Selain itu, Abdul Rahman Sibuea juga menekankan bahwa hingga sampai saat ini pihaknya msih dirugikan sekelompok orang yang mencatut nama organisasi mereka. Bahkan hal tersebut sudah dilaporkan ke Polres Tapteng.
“Kami sampaikan sekarang masih dirugikan oleh sekelompok yang mencaplok nama FSPTI kami.

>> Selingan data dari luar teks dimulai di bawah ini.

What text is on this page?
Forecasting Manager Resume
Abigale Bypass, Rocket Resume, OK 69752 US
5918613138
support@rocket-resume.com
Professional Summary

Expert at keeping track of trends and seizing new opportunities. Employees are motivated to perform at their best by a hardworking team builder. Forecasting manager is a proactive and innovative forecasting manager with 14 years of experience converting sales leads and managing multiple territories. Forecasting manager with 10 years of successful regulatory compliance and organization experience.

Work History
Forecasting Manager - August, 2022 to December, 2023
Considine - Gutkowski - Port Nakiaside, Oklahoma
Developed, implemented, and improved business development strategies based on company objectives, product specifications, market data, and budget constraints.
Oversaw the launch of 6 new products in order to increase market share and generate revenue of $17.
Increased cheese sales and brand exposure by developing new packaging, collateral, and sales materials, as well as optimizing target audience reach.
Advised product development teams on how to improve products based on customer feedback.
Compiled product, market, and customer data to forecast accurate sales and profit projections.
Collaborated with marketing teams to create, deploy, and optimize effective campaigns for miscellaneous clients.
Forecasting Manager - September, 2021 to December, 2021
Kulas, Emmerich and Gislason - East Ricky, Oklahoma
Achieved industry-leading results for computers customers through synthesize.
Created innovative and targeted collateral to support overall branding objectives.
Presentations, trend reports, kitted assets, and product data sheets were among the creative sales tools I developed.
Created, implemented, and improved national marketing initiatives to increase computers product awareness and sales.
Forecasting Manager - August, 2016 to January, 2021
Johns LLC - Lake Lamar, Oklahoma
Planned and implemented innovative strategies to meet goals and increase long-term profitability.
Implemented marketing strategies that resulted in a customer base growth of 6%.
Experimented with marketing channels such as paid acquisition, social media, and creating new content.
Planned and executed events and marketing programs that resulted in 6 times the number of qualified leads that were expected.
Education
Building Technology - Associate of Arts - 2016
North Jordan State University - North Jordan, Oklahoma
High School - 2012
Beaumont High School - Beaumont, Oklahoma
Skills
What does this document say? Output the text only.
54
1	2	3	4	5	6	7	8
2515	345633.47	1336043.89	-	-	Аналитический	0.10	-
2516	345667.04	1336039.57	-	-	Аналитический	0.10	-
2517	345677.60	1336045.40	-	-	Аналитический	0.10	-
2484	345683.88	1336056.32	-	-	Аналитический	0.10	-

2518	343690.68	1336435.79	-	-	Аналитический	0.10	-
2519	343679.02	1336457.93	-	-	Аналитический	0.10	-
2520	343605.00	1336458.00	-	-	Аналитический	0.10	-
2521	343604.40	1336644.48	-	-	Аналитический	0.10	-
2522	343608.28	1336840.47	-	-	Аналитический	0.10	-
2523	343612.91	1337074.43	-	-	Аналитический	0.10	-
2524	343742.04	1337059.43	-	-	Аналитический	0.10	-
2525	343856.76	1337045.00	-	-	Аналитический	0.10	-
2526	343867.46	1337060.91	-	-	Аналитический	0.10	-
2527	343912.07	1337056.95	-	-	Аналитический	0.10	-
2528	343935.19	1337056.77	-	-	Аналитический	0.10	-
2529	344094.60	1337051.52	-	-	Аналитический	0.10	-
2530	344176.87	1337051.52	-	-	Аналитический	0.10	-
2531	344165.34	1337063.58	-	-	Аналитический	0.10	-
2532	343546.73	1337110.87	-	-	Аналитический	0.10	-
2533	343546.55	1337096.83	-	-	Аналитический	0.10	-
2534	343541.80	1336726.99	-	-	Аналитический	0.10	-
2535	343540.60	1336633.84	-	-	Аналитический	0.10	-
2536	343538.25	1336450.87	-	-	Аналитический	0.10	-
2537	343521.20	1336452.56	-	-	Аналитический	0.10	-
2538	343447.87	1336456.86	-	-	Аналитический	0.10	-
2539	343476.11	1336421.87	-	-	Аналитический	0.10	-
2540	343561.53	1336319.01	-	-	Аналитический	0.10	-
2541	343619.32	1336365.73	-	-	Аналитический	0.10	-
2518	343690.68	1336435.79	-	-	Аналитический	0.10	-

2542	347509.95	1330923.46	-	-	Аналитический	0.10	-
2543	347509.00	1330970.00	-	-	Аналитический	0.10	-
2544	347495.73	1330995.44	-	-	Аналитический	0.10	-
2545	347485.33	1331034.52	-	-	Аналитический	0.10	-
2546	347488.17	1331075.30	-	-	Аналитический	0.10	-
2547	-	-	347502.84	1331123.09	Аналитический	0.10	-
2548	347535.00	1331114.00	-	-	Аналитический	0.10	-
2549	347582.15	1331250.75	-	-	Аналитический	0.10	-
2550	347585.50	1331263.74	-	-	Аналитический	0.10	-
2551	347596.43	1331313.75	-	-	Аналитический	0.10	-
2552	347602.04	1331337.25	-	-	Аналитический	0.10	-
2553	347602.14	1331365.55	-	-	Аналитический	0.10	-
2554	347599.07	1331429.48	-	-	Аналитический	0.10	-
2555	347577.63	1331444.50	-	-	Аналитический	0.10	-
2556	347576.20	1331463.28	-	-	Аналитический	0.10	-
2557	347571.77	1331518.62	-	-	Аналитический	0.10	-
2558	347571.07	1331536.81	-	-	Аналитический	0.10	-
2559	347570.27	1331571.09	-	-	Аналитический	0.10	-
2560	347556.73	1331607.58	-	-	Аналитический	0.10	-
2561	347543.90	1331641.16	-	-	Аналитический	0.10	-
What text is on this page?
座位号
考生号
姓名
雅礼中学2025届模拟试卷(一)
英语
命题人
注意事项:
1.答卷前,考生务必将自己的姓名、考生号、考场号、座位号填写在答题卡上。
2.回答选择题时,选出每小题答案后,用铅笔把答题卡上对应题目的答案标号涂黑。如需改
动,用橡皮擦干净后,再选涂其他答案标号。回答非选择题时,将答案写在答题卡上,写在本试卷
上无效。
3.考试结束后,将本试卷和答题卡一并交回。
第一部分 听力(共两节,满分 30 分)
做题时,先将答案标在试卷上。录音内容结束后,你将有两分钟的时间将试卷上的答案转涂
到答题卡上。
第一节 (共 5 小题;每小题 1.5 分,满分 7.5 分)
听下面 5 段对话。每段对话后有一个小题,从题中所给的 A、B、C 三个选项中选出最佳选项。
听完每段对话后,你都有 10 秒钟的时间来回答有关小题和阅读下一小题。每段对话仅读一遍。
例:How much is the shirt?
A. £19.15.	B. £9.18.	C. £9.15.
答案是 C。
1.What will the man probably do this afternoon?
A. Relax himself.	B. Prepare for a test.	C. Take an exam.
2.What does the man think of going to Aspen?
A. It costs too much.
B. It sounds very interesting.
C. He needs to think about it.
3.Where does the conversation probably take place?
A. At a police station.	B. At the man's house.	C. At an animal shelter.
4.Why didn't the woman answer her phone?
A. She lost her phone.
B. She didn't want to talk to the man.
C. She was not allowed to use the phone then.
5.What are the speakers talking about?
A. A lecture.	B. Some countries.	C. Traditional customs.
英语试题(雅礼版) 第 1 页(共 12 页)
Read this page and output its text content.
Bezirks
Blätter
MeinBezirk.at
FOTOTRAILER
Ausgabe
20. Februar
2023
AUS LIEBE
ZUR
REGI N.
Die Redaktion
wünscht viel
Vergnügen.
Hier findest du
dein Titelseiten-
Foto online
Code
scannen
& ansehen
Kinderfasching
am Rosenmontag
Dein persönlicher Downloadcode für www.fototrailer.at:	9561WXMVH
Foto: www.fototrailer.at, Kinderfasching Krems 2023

Jadi melalui program Polri dalam pemberantasan premanisme berkedok OKP ini, kami meminta Polres Tapteng untuk melanjutkan laporan kami itu,” Unarnya.
Ia menyatakan, Sebelumnya pihaknya telah melaporkan KM dan kawan-kawan terkait dugaan pencemaran nama baik Organisasi dan pencemaran nama baiknya selaku ketua PC FSPTI Tapteng.
Anggota DPRD dari PKB ini juga menjelaskan, Organisasi FSPTI yang memiliki SK Kemenkumham dengan nomor pencatatan: 124/V/N/VIII/2001 dan AHU: AHU-0001382.AH.01.08.Tahun 2022 adalah Organisasi yang ia pimpin saat ini, dibawah kepemimpinan Conrad Parlindungan Nainggolan sebagai ketua umum.

Foto: Surat Keterangan DPP KSPSI pusat
“Jadi kita meminta Polres Tapteng untuk segera menindak sekelompok orang yang mencaplok nama Organisasi FSPTI tersebut. Karena bila ini dibiarkan, kita kawatir akan menjadi keresahan di Masyarakat,” Terangnya.(red).